Even in wealthy countries that have plenty of vaccines to go around, the task of vaccinating enough citizens to stop the covid‑19 pandemic has its own long‑tail problem. Significant portions of the population in wealthy countries are skeptical of the vaccines and refuse to take them. In the United States and some other countries, covid‑19 vaccination has become a political issue rather than a public-health issue, complicating the vaccination situation further. Other nations, such as Russia, have very high percentages of people who do not trust that the vaccines the government provides will be safe and effective. The experience from Manaus hints at the risks that may lie ahead when wealthy countries run out of citizens who are eager to take vaccines. When wealthy countries reach this point, they will need to find ways to address the problems of vaccine refusal directly.
Polls have shown strong support in the United States for measures that would ban unvaccinated people from participating in some aspects of public life; however, the unique political system in the United States makes such measures difficult to enforce.
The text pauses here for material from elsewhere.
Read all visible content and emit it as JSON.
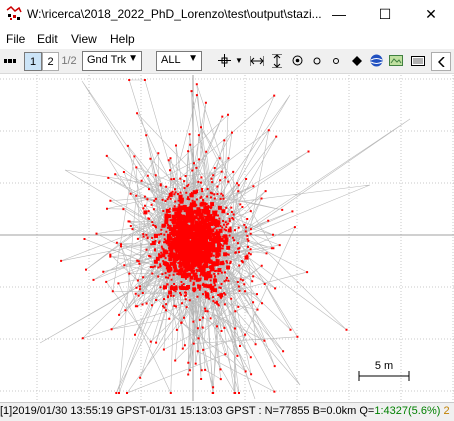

The US government system distributes powers between its central government and state governments, which has made an effective pandemic response difficult to execute. And because people in the United States can travel easily from one state to another, states with poor prevention measures (or large populations of vaccine refusers) may serve as reservoirs for new vaccine-resistant covid‑19 variants, leading to recurring infections worldwide.
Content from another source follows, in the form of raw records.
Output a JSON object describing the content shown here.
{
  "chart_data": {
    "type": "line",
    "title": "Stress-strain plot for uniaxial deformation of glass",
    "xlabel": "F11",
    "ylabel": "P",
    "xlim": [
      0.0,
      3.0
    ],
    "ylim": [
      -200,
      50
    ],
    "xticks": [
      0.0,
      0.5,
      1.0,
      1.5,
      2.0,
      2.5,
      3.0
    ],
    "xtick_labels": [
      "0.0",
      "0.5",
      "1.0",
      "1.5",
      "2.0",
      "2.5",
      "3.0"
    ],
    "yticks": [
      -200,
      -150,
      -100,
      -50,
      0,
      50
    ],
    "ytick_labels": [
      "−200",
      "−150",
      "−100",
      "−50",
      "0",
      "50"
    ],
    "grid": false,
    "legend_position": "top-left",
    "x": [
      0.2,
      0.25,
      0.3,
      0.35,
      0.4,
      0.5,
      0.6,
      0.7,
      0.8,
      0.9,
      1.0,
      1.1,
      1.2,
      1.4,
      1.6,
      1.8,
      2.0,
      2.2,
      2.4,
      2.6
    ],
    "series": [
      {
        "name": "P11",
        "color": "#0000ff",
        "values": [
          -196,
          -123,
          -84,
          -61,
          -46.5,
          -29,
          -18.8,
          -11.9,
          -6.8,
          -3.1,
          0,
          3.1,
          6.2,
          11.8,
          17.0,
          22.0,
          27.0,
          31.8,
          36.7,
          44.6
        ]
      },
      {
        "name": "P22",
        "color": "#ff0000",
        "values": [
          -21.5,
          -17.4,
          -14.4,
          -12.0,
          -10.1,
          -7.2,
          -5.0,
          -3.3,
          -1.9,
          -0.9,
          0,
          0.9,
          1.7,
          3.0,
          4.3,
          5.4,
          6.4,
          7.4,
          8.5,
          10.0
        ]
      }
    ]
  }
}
The problematic nature of covid‑19 vaccination is unlikely to change. Wealthy countries are very unlikely to pursue a strategy that prioritizes effective vaccination of the global population over a strategy that focuses on vaccinating as many of their own citizens as possible as quickly as possible. But nations' prioritizing the world first and their own citizens second might be the best way to combat covid‑19 effectively. As the impacts of global warming increase, governments of wealthy countries will face a similar situation in which coordinated global action is the only effective way to address a major crisis. If the covid‑19 response is any indication, those governments will be unable to rise to that challenge as well.